Depending on what you want to accomplish, wavelet basis can be an excellent choice. The best basis functions are task specific. For photography shearlet basis maybe even more appropriate.

Let me give a simple example. Say one wants to reflect 2D points along a line at 42 degrees. It's eminently doable in canonical basis but it's quite messy. Instead one can work off a different (rotated) basis such that that 42 degree line is now the x-axis. Now reflection is trivial. However the post reflection coordinates are in the new basis, so you invert the basis transformation to get your answer in the canonical basis.

For solving linear ODE with fixed coefficients you have a similiar situation where you transform to Laplace transform basis. In this basis the coefficient Matrix is a diagonal matrix, so it's trivial to solve. Then transform back (not always easy).

For de-noising tasks you need a basis where noise and signal have drastically different coefficients when expressed in such basis. Then it's easy to knock out the offending parts.
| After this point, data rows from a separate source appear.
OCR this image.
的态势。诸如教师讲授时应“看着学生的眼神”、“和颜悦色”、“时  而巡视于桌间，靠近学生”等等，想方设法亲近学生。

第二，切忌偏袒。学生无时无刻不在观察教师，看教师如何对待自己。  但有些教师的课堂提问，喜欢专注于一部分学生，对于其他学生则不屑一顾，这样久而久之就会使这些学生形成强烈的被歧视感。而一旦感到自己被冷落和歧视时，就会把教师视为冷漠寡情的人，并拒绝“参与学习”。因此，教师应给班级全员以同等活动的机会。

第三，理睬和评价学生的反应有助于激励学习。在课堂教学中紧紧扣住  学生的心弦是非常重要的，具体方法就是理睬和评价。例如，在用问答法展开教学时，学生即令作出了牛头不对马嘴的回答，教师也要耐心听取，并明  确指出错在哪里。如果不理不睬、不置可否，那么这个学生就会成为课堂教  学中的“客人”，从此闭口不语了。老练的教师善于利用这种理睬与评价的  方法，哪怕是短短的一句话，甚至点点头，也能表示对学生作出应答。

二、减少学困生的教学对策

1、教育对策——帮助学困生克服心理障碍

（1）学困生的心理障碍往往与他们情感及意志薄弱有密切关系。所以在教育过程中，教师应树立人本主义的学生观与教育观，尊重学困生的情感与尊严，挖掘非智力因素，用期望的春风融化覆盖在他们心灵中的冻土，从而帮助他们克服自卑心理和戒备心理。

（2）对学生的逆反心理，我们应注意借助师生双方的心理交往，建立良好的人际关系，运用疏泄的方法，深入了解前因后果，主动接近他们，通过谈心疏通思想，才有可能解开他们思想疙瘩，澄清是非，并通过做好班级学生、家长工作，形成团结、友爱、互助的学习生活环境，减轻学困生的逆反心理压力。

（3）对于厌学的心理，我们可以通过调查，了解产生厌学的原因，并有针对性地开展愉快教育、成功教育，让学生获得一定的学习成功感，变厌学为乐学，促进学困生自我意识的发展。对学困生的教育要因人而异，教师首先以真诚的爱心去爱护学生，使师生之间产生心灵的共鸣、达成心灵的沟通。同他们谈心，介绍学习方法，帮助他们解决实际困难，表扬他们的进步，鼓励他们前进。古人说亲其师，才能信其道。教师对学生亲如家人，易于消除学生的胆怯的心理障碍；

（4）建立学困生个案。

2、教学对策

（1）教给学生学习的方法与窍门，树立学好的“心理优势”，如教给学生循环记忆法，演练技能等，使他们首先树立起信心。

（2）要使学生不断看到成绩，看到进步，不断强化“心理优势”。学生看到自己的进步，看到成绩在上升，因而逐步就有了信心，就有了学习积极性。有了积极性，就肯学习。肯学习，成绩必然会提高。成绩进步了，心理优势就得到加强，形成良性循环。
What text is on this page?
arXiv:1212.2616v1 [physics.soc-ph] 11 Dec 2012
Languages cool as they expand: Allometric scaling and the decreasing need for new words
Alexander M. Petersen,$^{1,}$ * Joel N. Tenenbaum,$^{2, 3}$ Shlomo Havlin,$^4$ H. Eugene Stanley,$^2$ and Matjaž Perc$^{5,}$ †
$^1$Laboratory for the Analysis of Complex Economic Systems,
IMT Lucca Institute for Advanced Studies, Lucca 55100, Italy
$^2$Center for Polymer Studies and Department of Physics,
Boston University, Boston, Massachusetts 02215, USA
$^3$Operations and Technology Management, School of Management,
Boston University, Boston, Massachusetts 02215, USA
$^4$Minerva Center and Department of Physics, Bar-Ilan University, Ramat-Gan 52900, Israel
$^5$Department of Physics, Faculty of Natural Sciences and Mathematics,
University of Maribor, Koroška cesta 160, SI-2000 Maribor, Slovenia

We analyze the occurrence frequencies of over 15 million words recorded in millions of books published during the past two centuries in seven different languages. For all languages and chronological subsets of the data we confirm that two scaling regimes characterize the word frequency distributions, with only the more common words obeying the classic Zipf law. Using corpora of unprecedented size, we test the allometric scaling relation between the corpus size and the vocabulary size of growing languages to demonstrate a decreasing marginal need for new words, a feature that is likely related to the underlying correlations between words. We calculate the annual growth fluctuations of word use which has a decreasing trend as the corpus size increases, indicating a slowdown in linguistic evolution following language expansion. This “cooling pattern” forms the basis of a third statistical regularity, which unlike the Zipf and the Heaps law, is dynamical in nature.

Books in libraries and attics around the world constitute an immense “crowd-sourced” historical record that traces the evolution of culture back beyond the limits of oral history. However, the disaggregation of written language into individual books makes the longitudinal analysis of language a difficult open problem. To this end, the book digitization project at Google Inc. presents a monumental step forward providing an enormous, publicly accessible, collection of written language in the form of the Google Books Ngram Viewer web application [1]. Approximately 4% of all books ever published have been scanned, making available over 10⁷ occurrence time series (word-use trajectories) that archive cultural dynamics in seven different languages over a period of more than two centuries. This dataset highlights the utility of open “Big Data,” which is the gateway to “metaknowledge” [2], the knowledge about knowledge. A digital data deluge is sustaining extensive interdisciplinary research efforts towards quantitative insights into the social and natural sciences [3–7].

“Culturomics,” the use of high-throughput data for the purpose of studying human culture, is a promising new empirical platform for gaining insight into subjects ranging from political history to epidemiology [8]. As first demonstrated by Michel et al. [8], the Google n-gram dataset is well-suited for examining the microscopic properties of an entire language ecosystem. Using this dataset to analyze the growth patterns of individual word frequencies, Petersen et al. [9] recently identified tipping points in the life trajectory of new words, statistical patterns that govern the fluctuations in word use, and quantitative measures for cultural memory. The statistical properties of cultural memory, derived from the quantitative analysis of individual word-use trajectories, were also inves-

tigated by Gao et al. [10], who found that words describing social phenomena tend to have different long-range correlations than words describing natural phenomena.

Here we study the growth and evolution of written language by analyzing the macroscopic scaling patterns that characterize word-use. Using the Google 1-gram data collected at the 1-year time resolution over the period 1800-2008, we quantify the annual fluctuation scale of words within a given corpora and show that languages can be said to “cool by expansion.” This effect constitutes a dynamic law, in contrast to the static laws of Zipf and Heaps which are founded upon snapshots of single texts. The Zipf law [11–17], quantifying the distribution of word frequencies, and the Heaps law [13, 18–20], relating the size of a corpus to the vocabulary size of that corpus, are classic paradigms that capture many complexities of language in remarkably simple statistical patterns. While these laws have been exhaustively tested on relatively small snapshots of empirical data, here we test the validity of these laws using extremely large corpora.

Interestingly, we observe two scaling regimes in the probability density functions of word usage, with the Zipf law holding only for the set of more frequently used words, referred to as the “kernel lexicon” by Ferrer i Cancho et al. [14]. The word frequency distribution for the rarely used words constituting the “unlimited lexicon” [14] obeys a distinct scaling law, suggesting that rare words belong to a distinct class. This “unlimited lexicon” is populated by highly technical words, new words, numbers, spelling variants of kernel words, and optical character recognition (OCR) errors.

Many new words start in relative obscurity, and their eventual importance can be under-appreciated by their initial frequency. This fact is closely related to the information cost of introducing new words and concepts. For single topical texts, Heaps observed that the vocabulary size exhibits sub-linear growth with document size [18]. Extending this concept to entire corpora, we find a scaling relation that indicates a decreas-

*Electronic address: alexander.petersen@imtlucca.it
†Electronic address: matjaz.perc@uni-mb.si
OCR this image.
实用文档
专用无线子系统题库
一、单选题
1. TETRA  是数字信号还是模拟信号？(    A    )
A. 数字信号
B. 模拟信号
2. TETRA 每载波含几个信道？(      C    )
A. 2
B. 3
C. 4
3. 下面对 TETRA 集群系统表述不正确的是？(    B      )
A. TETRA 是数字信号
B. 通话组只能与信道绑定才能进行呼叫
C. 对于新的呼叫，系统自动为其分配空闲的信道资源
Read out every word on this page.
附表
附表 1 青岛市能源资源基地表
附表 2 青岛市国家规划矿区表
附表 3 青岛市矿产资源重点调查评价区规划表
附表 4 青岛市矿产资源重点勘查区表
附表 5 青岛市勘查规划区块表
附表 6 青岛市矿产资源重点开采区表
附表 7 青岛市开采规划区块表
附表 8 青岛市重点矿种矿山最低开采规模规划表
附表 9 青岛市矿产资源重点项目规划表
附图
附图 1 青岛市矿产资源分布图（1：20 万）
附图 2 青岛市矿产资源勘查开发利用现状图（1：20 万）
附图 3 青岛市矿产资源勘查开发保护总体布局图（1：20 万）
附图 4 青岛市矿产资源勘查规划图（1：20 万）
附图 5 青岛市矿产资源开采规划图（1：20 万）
Harmonic functions are smooth and have the 'averaging' property. If you know beforehand that your desired unknown function is smooth in a similar way, Harmonic functions (for the corresponding smoothness measuring linear operator - the Laplacian operator) is indeed a very good choice.

As a counterexample if you want to denoise a photograph but retain edges, then Fourier is not very convenient because both edges as well as noise have 'high frequency' heavy representation. If you throw out high frequency components, the edge pixels are going to be collateral damage. The problem is that in this basis, edges and noise look the same. Shearlets, curvelets will do better here.